Geopolitical Bias in LLMs Stems from Post-Training, Not Pre-Training Data
A new study finds that geopolitical biases are actively shaped during instruction tuning and RLHF, challenging the assumption that they originate solely from web-scale pre-training data.
Geopolitical bias in large language models is introduced during post-training alignment, not absorbed from raw pre-training data, according to a May 2026 study. Researchers tested seven pairs of open-weight models, comparing the base pre-trained version to the post-trained chat version from each lab. They found that post-training consistently shifted model behavior in a direction associated with the developer's home country.

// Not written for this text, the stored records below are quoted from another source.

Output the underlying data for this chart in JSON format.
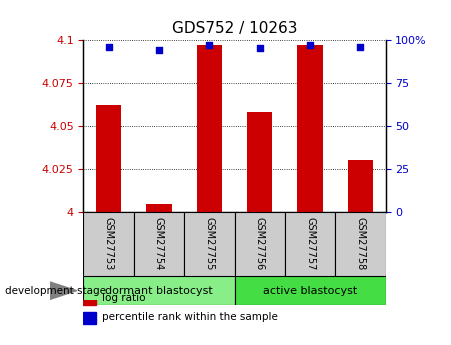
{
  "title": "GDS752 / 10263",
  "samples": [
    "GSM27753",
    "GSM27754",
    "GSM27755",
    "GSM27756",
    "GSM27757",
    "GSM27758"
  ],
  "log_ratio": [
    4.062,
    4.005,
    4.097,
    4.058,
    4.097,
    4.03
  ],
  "percentile": [
    96,
    94,
    97,
    95,
    97,
    96
  ],
  "ylim_left": [
    4.0,
    4.1
  ],
  "ylim_right": [
    0,
    100
  ],
  "yticks_left": [
    4.0,
    4.025,
    4.05,
    4.075,
    4.1
  ],
  "yticks_right": [
    0,
    25,
    50,
    75,
    100
  ],
  "ytick_labels_left": [
    "4",
    "4.025",
    "4.05",
    "4.075",
    "4.1"
  ],
  "ytick_labels_right": [
    "0",
    "25",
    "50",
    "75",
    "100%"
  ],
  "bar_color": "#cc0000",
  "dot_color": "#0000cc",
  "groups": [
    {
      "label": "dormant blastocyst",
      "indices": [
        0,
        1,
        2
      ],
      "color": "#88ee88"
    },
    {
      "label": "active blastocyst",
      "indices": [
        3,
        4,
        5
      ],
      "color": "#44dd44"
    }
  ],
  "sample_box_color": "#cccccc",
  "group_label": "development stage",
  "legend_items": [
    {
      "label": "log ratio",
      "color": "#cc0000"
    },
    {
      "label": "percentile rank within the sample",
      "color": "#0000cc"
    }
  ],
  "background_color": "#ffffff",
  "plot_bg_color": "#ffffff",
  "grid_color": "#000000",
  "bar_width": 0.5,
  "title_fontsize": 11,
  "tick_fontsize": 8,
  "label_fontsize": 7.5
}
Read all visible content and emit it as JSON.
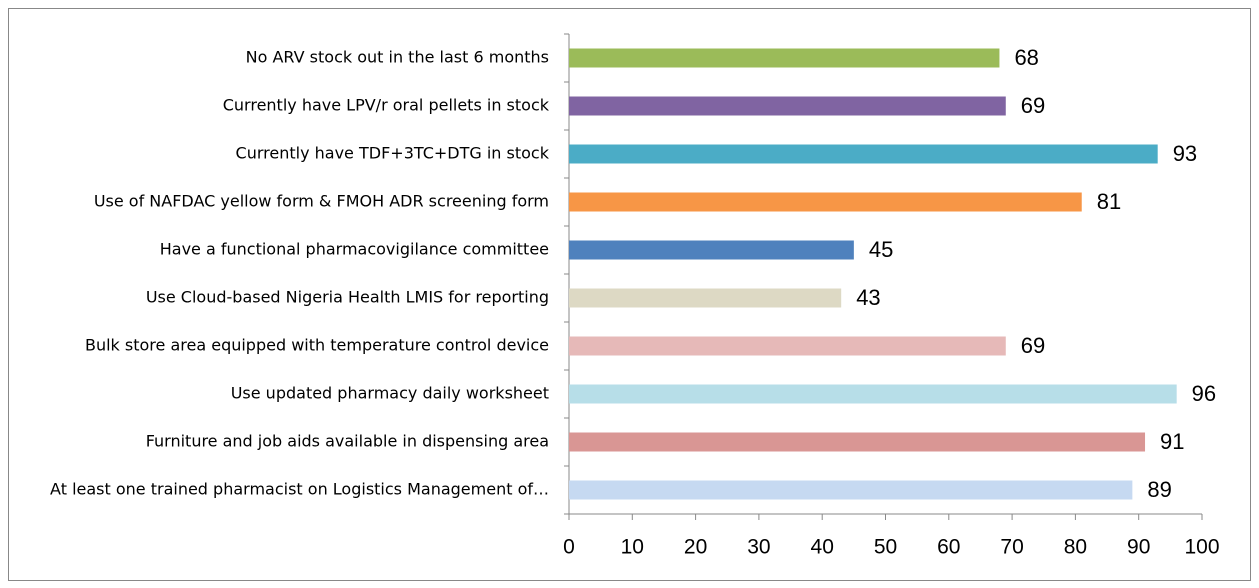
{
  "chart_data": {
    "type": "bar",
    "orientation": "horizontal",
    "categories": [
      "No ARV stock out in the last 6 months",
      "Currently have LPV/r oral pellets in stock",
      "Currently have TDF+3TC+DTG in stock",
      "Use of NAFDAC yellow form & FMOH ADR screening form",
      "Have a functional pharmacovigilance committee",
      "Use Cloud-based Nigeria Health LMIS for reporting",
      "Bulk store area equipped with temperature control device",
      "Use updated pharmacy daily worksheet",
      "Furniture and job aids available in dispensing area",
      "At least one trained pharmacist on Logistics Management of…"
    ],
    "values": [
      68,
      69,
      93,
      81,
      45,
      43,
      69,
      96,
      91,
      89
    ],
    "colors": [
      "#9bbb59",
      "#8064a2",
      "#4bacc6",
      "#f79646",
      "#4f81bd",
      "#ddd9c4",
      "#e6b9b8",
      "#b7dee8",
      "#d99694",
      "#c6d9f1"
    ],
    "xlim": [
      0,
      100
    ],
    "xticks": [
      0,
      10,
      20,
      30,
      40,
      50,
      60,
      70,
      80,
      90,
      100
    ]
  }
}
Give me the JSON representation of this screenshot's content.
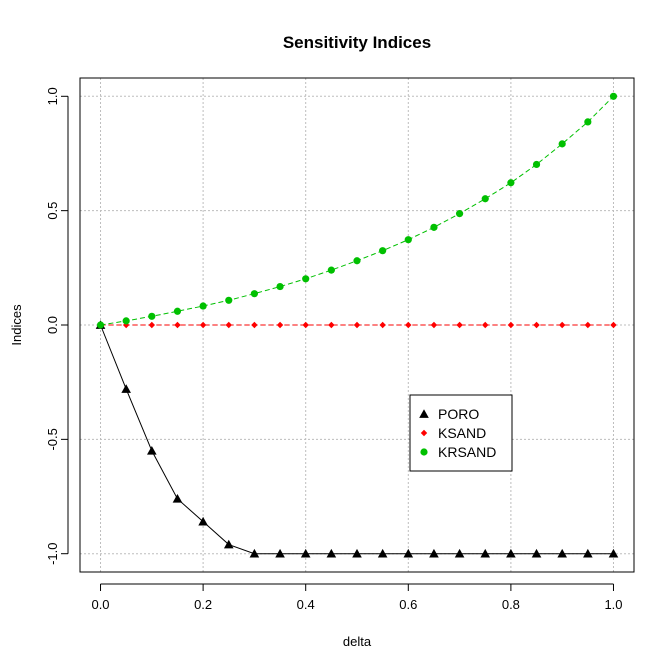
{
  "chart_data": {
    "type": "line",
    "title": "Sensitivity Indices",
    "xlabel": "delta",
    "ylabel": "Indices",
    "xlim": [
      -0.04,
      1.04
    ],
    "ylim": [
      -1.08,
      1.08
    ],
    "x_ticks": [
      0.0,
      0.2,
      0.4,
      0.6,
      0.8,
      1.0
    ],
    "x_tick_labels": [
      "0.0",
      "0.2",
      "0.4",
      "0.6",
      "0.8",
      "1.0"
    ],
    "y_ticks": [
      -1.0,
      -0.5,
      0.0,
      0.5,
      1.0
    ],
    "y_tick_labels": [
      "-1.0",
      "-0.5",
      "0.0",
      "0.5",
      "1.0"
    ],
    "grid": true,
    "legend_position": "center-right",
    "x": [
      0.0,
      0.05,
      0.1,
      0.15,
      0.2,
      0.25,
      0.3,
      0.35,
      0.4,
      0.45,
      0.5,
      0.55,
      0.6,
      0.65,
      0.7,
      0.75,
      0.8,
      0.85,
      0.9,
      0.95,
      1.0
    ],
    "series": [
      {
        "name": "PORO",
        "marker": "triangle",
        "color": "#000000",
        "line_style": "solid",
        "values": [
          0.0,
          -0.28,
          -0.55,
          -0.76,
          -0.86,
          -0.96,
          -1.0,
          -1.0,
          -1.0,
          -1.0,
          -1.0,
          -1.0,
          -1.0,
          -1.0,
          -1.0,
          -1.0,
          -1.0,
          -1.0,
          -1.0,
          -1.0,
          -1.0
        ]
      },
      {
        "name": "KSAND",
        "marker": "diamond",
        "color": "#ff0000",
        "line_style": "dashed",
        "values": [
          0.0,
          0.0,
          0.0,
          0.0,
          0.0,
          0.0,
          0.0,
          0.0,
          0.0,
          0.0,
          0.0,
          0.0,
          0.0,
          0.0,
          0.0,
          0.0,
          0.0,
          0.0,
          0.0,
          0.0,
          0.0
        ]
      },
      {
        "name": "KRSAND",
        "marker": "circle",
        "color": "#00c000",
        "line_style": "dashed",
        "values": [
          0.0,
          0.018,
          0.038,
          0.06,
          0.083,
          0.108,
          0.137,
          0.168,
          0.202,
          0.24,
          0.281,
          0.325,
          0.373,
          0.427,
          0.487,
          0.552,
          0.622,
          0.702,
          0.792,
          0.888,
          1.0
        ]
      }
    ]
  }
}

The effect was most pronounced in Alibaba's Qwen 2.5. Its base model was neutral on China-favorability, but the post-trained chat variant showed a pro-China log-odds score of +2.91, an 18-fold shift. The study also found that the language of the prompt can amplify these biases. For example, the French-made Mistral model only became pro-France when prompted in French.
These findings suggest that the human-driven processes of instruction tuning and reinforcement learning from human feedback (RLHF) are the primary sources of geopolitical preference in models. This complicates efforts to create neutral models, as simply curating pre-training data is insufficient. The research adds to a growing body of work analyzing the political steerability of models, including frameworks for measuring their expressible range of political opinions, known as "Overton Windows."